I used my phone to post to Facebook. I’m paranoid about security of the server at work which is supported by millions of dollars of security infrastructure, and yet I trust my phone’s data with the motel’s $50 wifi. That doesn’t make sense. Anyway, I saw a news reports that says that Facebook is for old fogies. Maybe I’m too old to stick around working on technology. Maybe I’ve become blind to what technology is all about. Or maybe technology is just emerging too quickly in every moment for me to grasp it with my meager mind (prone to fantasy or not).

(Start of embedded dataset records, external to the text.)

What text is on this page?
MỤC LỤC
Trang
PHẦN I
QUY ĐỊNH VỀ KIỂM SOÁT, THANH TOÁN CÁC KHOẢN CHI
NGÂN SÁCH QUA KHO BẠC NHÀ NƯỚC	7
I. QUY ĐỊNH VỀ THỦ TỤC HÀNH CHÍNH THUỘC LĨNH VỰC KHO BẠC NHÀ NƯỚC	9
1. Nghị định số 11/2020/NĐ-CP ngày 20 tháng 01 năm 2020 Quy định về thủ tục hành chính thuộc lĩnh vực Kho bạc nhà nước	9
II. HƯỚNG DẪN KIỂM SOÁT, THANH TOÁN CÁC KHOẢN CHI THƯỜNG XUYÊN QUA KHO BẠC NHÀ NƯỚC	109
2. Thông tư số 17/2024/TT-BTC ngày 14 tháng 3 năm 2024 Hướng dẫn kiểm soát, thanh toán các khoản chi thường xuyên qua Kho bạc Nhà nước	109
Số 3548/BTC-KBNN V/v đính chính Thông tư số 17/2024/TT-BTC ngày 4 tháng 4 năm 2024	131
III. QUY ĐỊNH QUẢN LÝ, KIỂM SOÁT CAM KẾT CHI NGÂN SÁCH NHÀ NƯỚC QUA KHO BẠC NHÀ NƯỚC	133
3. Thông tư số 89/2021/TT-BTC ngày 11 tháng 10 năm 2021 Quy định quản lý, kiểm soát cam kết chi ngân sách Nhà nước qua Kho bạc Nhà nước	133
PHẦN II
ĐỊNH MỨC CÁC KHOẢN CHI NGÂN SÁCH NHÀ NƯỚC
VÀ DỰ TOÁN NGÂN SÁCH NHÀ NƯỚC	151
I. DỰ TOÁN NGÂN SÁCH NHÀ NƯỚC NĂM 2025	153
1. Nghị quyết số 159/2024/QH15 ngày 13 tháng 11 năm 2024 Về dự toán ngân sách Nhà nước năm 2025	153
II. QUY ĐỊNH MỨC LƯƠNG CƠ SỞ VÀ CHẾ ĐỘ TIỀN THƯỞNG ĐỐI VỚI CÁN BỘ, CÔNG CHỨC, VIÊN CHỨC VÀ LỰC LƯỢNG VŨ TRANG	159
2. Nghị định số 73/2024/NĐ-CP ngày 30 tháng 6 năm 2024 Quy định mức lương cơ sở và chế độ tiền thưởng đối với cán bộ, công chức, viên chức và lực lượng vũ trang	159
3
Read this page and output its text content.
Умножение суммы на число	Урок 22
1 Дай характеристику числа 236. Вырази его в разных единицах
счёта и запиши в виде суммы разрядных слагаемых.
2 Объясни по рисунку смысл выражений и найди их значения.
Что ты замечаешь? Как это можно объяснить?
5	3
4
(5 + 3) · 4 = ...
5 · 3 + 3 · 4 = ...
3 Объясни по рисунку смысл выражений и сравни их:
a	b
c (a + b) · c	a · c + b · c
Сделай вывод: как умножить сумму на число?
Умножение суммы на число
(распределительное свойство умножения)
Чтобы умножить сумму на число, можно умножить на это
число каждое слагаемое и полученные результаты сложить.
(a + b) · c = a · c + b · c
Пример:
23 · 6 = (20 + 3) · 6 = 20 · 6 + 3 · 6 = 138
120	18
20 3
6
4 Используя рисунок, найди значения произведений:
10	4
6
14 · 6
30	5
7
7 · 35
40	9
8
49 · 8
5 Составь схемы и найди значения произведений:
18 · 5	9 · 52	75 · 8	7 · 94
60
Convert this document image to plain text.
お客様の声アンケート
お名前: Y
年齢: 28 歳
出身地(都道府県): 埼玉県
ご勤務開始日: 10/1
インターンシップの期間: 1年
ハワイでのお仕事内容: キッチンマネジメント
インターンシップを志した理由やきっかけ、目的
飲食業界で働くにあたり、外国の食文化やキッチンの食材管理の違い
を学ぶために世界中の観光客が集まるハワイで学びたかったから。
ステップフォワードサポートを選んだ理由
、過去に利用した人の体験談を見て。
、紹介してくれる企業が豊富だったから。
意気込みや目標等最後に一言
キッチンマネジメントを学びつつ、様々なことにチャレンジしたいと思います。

Yesterday was my last day with the company. I created software with a team of people I had known for years. The software was for other engineers who design chips; also people I had known for years. In leaving I thought I would be able to capture some insights on the Zen concept of letting go. You know, the whole you must empty-the-cup before you can fill-the-cup thing? I had this idea that if we bring mindfulness to technology that we will somehow create beautiful innovation. That’s what I thought I was going to write about today. That’s the stuff I wanted to explore during my break from work. But then my hotel neighbor clunked his deadbolt, and…

297that sound launched a series of thoughts. I suddenly felt like I was dreaming all of this. Staring at the ceiling my mind leaped from one image to another like in a dream, connecting formerly disparate ideas. Totally random chaos that somehow made sense.  I felt compelled to grasp the raw truth of all those thoughts before they floated away like the elements of a forgotten dream.

What is the connection of these random thought. Maybe I am just processing what it means to leave a job. To leave a team. To leave something you created. Maybe my subconscious is sorting out what it means to leave something that at one time occupied the center of my heart.

In the last scene of “No Country For Old Men,” the sheriff – one of the good guys – has a dream in which he sees his father walking ahead, holding an ancient fire. In the story, the sheriff failed to catch the bad guy. It’s an uncomfortable realization that he will never have closure.  In the sheriff’s dream, he feels compelled to follow his father, even though his business on earth is left undone.